Welcome to my world of pipes. On these pages you will see some of what goes on in my workshop. A bit of work-in-progress, mess-ups (they do happen!) and also some other pipe-related posts.
I love talking about and discussing pipes, so feel free to contact me at charl.chillfactor@gmail.com.
Should you wish to have a look at my pipes, please drop in at my website (http://goussardpipes.com/).

March 11, 2013


Using bamboo are just like women in a way: they need lots of attention, but rub them up the wrong way and you'll be sure to be sorry!Bamboo is a fickle mistress. Except for getting the shank/bamboo and bamboo/stem transition seamless, the composition should also be perfect.

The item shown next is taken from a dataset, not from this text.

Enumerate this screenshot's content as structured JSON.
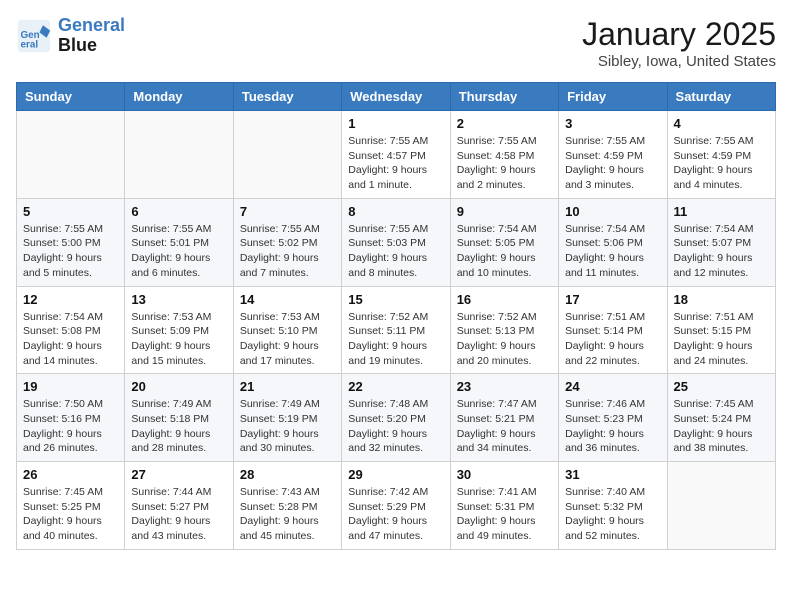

 I finished a little pipe with bamboo just before the weekend and thought I'd share some photos which I took along the way.

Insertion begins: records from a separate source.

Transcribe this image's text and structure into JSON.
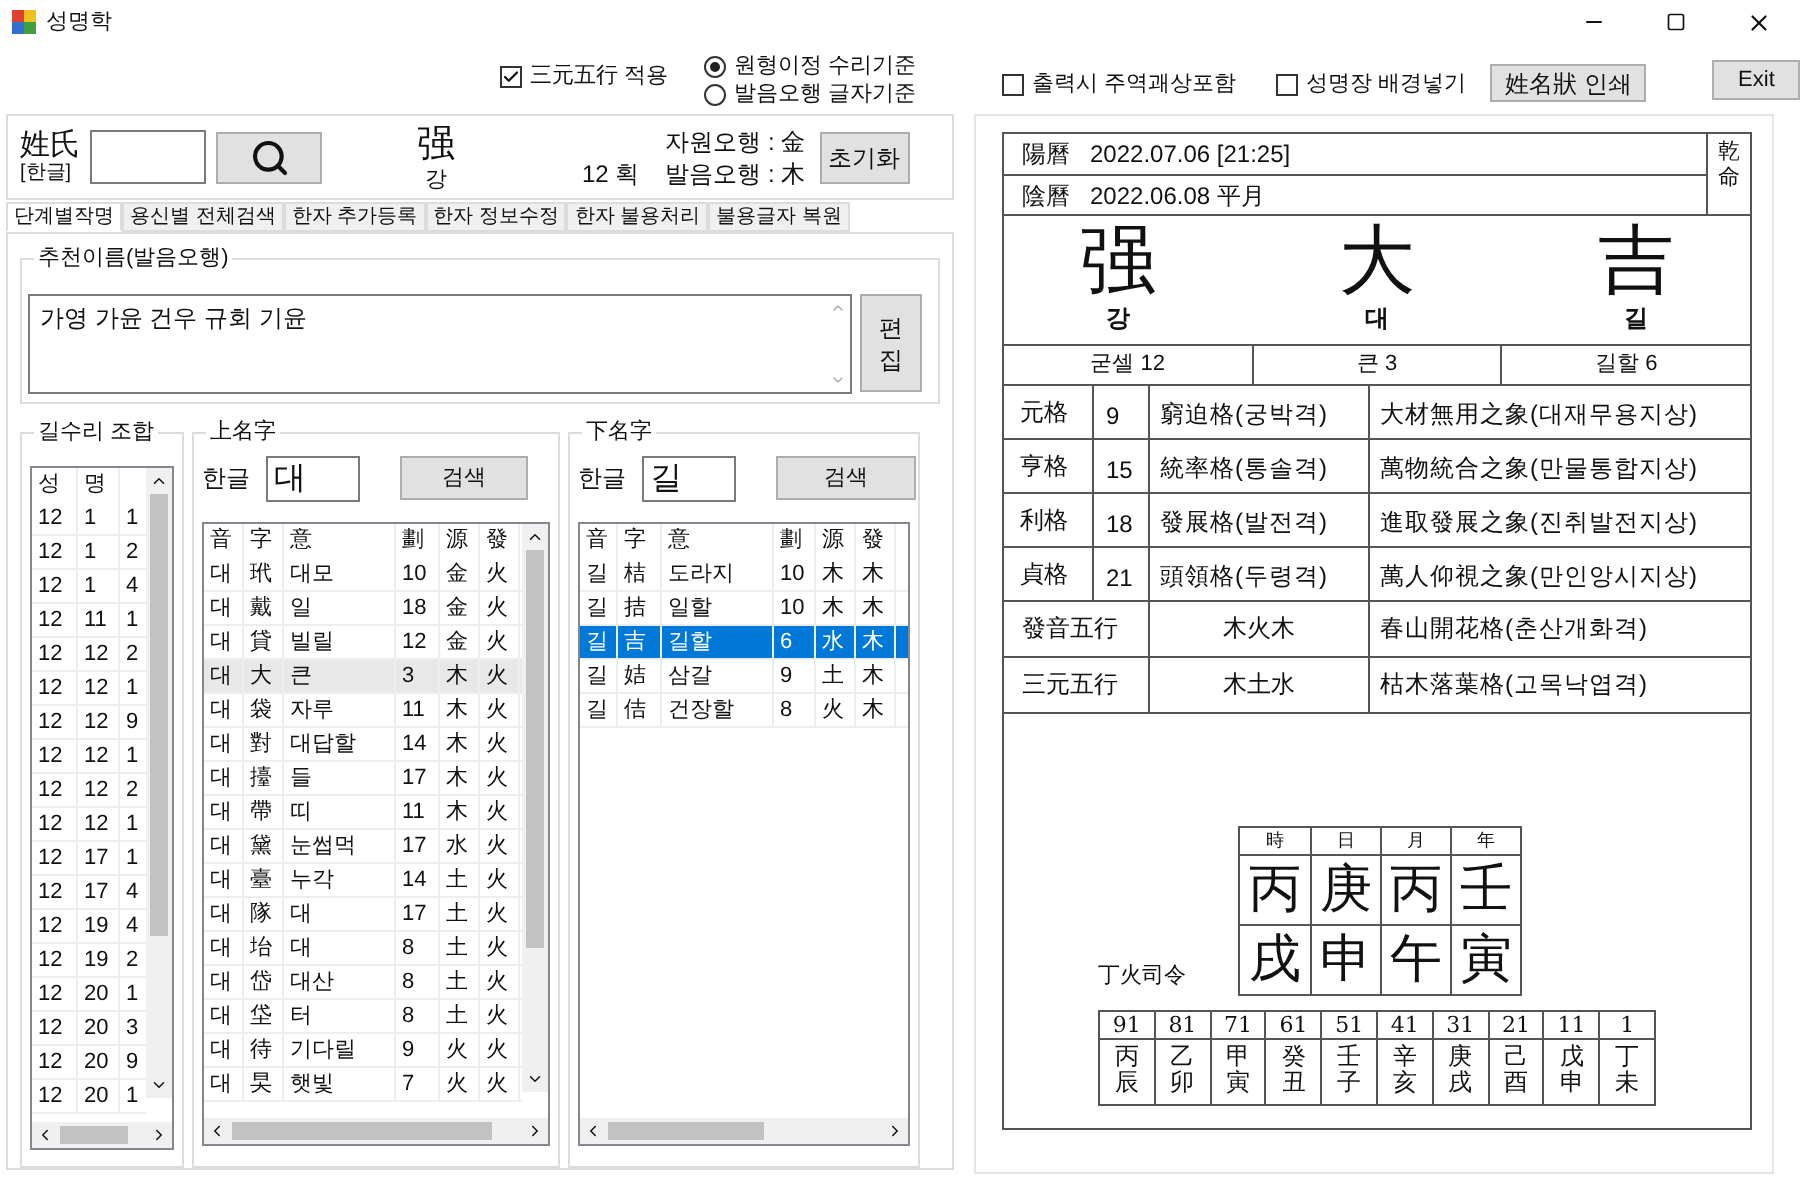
{
  "window": {
    "title": "성명학"
  },
  "options": {
    "checkbox": {
      "label": "三元五行 적용",
      "checked": true
    },
    "radios": [
      {
        "label": "원형이정 수리기준",
        "selected": true
      },
      {
        "label": "발음오행 글자기준",
        "selected": false
      }
    ]
  },
  "print_options": [
    {
      "label": "출력시 주역괘상포함",
      "checked": false
    },
    {
      "label": "성명장 배경넣기",
      "checked": false
    }
  ],
  "print_button": "姓名狀 인쇄",
  "exit_button": "Exit",
  "surname": {
    "label": "姓氏",
    "sublabel": "[한글]",
    "hanja": "强",
    "hangul": "강",
    "strokes": "12 획",
    "source_element": "자원오행 : 金",
    "sound_element": "발음오행 : 木",
    "reset_button": "초기화"
  },
  "tabs": [
    {
      "label": "단계별작명",
      "selected": true
    },
    {
      "label": "용신별 전체검색",
      "selected": false
    },
    {
      "label": "한자 추가등록",
      "selected": false
    },
    {
      "label": "한자 정보수정",
      "selected": false
    },
    {
      "label": "한자 불용처리",
      "selected": false
    },
    {
      "label": "불용글자 복원",
      "selected": false
    }
  ],
  "recommend": {
    "title": "추천이름(발음오행)",
    "value": "가영 가윤 건우 규회 기윤",
    "edit_button": "편집"
  },
  "combos": {
    "title": "길수리 조합",
    "columns": [
      "성",
      "명"
    ],
    "rows": [
      [
        "12",
        "1",
        "1"
      ],
      [
        "12",
        "1",
        "2"
      ],
      [
        "12",
        "1",
        "4"
      ],
      [
        "12",
        "11",
        "1"
      ],
      [
        "12",
        "12",
        "2"
      ],
      [
        "12",
        "12",
        "1"
      ],
      [
        "12",
        "12",
        "9"
      ],
      [
        "12",
        "12",
        "1"
      ],
      [
        "12",
        "12",
        "2"
      ],
      [
        "12",
        "12",
        "1"
      ],
      [
        "12",
        "17",
        "1"
      ],
      [
        "12",
        "17",
        "4"
      ],
      [
        "12",
        "19",
        "4"
      ],
      [
        "12",
        "19",
        "2"
      ],
      [
        "12",
        "20",
        "1"
      ],
      [
        "12",
        "20",
        "3"
      ],
      [
        "12",
        "20",
        "9"
      ],
      [
        "12",
        "20",
        "1"
      ]
    ]
  },
  "upper": {
    "title": "上名字",
    "label": "한글",
    "value": "대",
    "search_button": "검색",
    "focused": false,
    "columns": [
      "音",
      "字",
      "意",
      "劃",
      "源",
      "發"
    ],
    "rows": [
      {
        "cells": [
          "대",
          "玳",
          "대모",
          "10",
          "金",
          "火"
        ],
        "selected": false
      },
      {
        "cells": [
          "대",
          "戴",
          "일",
          "18",
          "金",
          "火"
        ],
        "selected": false
      },
      {
        "cells": [
          "대",
          "貸",
          "빌릴",
          "12",
          "金",
          "火"
        ],
        "selected": false
      },
      {
        "cells": [
          "대",
          "大",
          "큰",
          "3",
          "木",
          "火"
        ],
        "selected": true
      },
      {
        "cells": [
          "대",
          "袋",
          "자루",
          "11",
          "木",
          "火"
        ],
        "selected": false
      },
      {
        "cells": [
          "대",
          "對",
          "대답할",
          "14",
          "木",
          "火"
        ],
        "selected": false
      },
      {
        "cells": [
          "대",
          "擡",
          "들",
          "17",
          "木",
          "火"
        ],
        "selected": false
      },
      {
        "cells": [
          "대",
          "帶",
          "띠",
          "11",
          "木",
          "火"
        ],
        "selected": false
      },
      {
        "cells": [
          "대",
          "黛",
          "눈썹먹",
          "17",
          "水",
          "火"
        ],
        "selected": false
      },
      {
        "cells": [
          "대",
          "臺",
          "누각",
          "14",
          "土",
          "火"
        ],
        "selected": false
      },
      {
        "cells": [
          "대",
          "隊",
          "대",
          "17",
          "土",
          "火"
        ],
        "selected": false
      },
      {
        "cells": [
          "대",
          "坮",
          "대",
          "8",
          "土",
          "火"
        ],
        "selected": false
      },
      {
        "cells": [
          "대",
          "岱",
          "대산",
          "8",
          "土",
          "火"
        ],
        "selected": false
      },
      {
        "cells": [
          "대",
          "垈",
          "터",
          "8",
          "土",
          "火"
        ],
        "selected": false
      },
      {
        "cells": [
          "대",
          "待",
          "기다릴",
          "9",
          "火",
          "火"
        ],
        "selected": false
      },
      {
        "cells": [
          "대",
          "旲",
          "햇빛",
          "7",
          "火",
          "火"
        ],
        "selected": false
      }
    ]
  },
  "lower": {
    "title": "下名字",
    "label": "한글",
    "value": "길",
    "search_button": "검색",
    "focused": true,
    "columns": [
      "音",
      "字",
      "意",
      "劃",
      "源",
      "發"
    ],
    "rows": [
      {
        "cells": [
          "길",
          "桔",
          "도라지",
          "10",
          "木",
          "木"
        ],
        "selected": false
      },
      {
        "cells": [
          "길",
          "拮",
          "일할",
          "10",
          "木",
          "木"
        ],
        "selected": false
      },
      {
        "cells": [
          "길",
          "吉",
          "길할",
          "6",
          "水",
          "木"
        ],
        "selected": true
      },
      {
        "cells": [
          "길",
          "姞",
          "삼갈",
          "9",
          "土",
          "木"
        ],
        "selected": false
      },
      {
        "cells": [
          "길",
          "佶",
          "건장할",
          "8",
          "火",
          "木"
        ],
        "selected": false
      }
    ]
  },
  "report": {
    "solar": {
      "label": "陽曆",
      "value": "2022.07.06 [21:25]"
    },
    "lunar": {
      "label": "陰曆",
      "value": "2022.06.08 平月"
    },
    "gender": "乾命",
    "name": [
      {
        "hanja": "强",
        "hangul": "강"
      },
      {
        "hanja": "大",
        "hangul": "대"
      },
      {
        "hanja": "吉",
        "hangul": "길"
      }
    ],
    "meanings": [
      "굳셀 12",
      "큰 3",
      "길할 6"
    ],
    "grids": [
      {
        "name": "元格",
        "number": "9",
        "type": "窮迫格(궁박격)",
        "omen": "大材無用之象(대재무용지상)"
      },
      {
        "name": "亨格",
        "number": "15",
        "type": "統率格(통솔격)",
        "omen": "萬物統合之象(만물통합지상)"
      },
      {
        "name": "利格",
        "number": "18",
        "type": "發展格(발전격)",
        "omen": "進取發展之象(진취발전지상)"
      },
      {
        "name": "貞格",
        "number": "21",
        "type": "頭領格(두령격)",
        "omen": "萬人仰視之象(만인앙시지상)"
      }
    ],
    "elements": [
      {
        "name": "發音五行",
        "value": "木火木",
        "omen": "春山開花格(춘산개화격)"
      },
      {
        "name": "三元五行",
        "value": "木土水",
        "omen": "枯木落葉格(고목낙엽격)"
      }
    ],
    "saju": {
      "headers": [
        "時",
        "日",
        "月",
        "年"
      ],
      "stems": [
        "丙",
        "庚",
        "丙",
        "壬"
      ],
      "branches": [
        "戌",
        "申",
        "午",
        "寅"
      ]
    },
    "commander": "丁火司令",
    "daewoon": [
      {
        "age": "91",
        "pillar": "丙辰"
      },
      {
        "age": "81",
        "pillar": "乙卯"
      },
      {
        "age": "71",
        "pillar": "甲寅"
      },
      {
        "age": "61",
        "pillar": "癸丑"
      },
      {
        "age": "51",
        "pillar": "壬子"
      },
      {
        "age": "41",
        "pillar": "辛亥"
      },
      {
        "age": "31",
        "pillar": "庚戌"
      },
      {
        "age": "21",
        "pillar": "己酉"
      },
      {
        "age": "11",
        "pillar": "戊申"
      },
      {
        "age": "1",
        "pillar": "丁未"
      }
    ]
  }
}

First, the stummel is rough sanded. I normally leave the bit of stubby shank over sized, so there is a bit of room for getting the shank/bamboo transition just right. A piece of stainless steel tubing is glued into the mortise.

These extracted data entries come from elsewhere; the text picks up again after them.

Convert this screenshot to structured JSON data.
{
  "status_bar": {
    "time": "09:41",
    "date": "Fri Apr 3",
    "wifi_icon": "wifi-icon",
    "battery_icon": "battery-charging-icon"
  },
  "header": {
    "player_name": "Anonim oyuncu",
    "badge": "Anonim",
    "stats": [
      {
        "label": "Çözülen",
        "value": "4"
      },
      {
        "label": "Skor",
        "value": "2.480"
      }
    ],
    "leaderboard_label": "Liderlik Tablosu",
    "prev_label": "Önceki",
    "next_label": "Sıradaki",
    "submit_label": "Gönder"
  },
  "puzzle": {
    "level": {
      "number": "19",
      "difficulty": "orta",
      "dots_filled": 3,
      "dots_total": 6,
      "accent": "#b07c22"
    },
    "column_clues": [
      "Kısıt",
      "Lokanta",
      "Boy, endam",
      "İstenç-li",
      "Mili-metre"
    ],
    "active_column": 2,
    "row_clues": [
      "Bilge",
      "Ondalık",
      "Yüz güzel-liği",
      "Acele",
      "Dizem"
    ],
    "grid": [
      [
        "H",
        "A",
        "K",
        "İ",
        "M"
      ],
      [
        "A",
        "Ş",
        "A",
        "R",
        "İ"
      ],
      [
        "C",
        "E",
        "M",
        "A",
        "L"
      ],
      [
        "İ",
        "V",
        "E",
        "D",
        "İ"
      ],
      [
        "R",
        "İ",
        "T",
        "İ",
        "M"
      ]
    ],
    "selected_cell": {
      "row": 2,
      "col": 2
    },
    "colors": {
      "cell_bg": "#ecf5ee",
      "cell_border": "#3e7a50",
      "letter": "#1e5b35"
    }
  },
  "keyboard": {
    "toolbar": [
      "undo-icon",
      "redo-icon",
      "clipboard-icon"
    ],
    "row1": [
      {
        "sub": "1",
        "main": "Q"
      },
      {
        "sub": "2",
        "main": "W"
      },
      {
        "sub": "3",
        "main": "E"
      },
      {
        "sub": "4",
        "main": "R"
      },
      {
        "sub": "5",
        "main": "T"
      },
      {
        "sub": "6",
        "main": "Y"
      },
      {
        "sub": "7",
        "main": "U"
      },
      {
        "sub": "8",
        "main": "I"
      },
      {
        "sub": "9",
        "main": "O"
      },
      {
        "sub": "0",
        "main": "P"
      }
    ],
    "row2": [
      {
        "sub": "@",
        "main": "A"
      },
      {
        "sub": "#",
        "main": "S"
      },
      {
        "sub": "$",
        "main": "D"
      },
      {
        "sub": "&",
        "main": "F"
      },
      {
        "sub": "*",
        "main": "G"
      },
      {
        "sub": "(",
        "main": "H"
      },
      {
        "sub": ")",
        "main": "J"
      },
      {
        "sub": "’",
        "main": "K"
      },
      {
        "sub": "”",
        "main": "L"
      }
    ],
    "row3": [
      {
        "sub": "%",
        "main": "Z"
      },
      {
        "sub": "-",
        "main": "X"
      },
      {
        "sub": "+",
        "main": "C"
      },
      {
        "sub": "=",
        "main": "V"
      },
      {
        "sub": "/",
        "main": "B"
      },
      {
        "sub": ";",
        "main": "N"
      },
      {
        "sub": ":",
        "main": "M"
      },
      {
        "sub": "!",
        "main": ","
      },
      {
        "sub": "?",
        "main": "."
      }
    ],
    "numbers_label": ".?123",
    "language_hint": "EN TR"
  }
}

A piece of bamboo that compliment the pipe is then chosen (which might be quite a task!). This piece is sawed to the right dimension and freehand drilled from both sides with a tapered 4mm bit. The capillary found naturally in the bamboo helps. A mortise is then drilled from both sides to accommodate the stainless steel tenons. I do it by chucking the appropriate bit in the headstock of the lathe and using the tail stock with center to advance the bamboo onto the bit. 
By using a pin gauge, the bamboo is then faced on both sides. The side that'll end up by the stem, also gets a little tenon to accept a ring with slightly larger diameter than the mortise. This ring is then glued in place and slightly countersunk. 
Sometimes, depending on the design, you can also do rings on both sides of the bamboo. 
You now have a piece of bamboo with a ring (or 2) attached, and a stummel with stainless steel tenon sticking out.
This is where the fun starts! The bamboo piece is pushed onto the stummel and the shaping begins. First I go to the sanding disc to get the diameter as close as possible to the bamboo. Then needle files, sandpaper or whatever works, to get the shank and bamboo transition flush and smooth, always taking care not too damage the bamboo. Nerve wrecking stuff! 
When done, the stummel is sanded to final grit, and stained. Only then, the bamboo is glued into place.              
Now you have a stummel, with the bamboo attached. An appropriate length of ebonite is then cut, drilled and a stainless steel tenon glued into place. The same procedure as on the shank side, is then followed.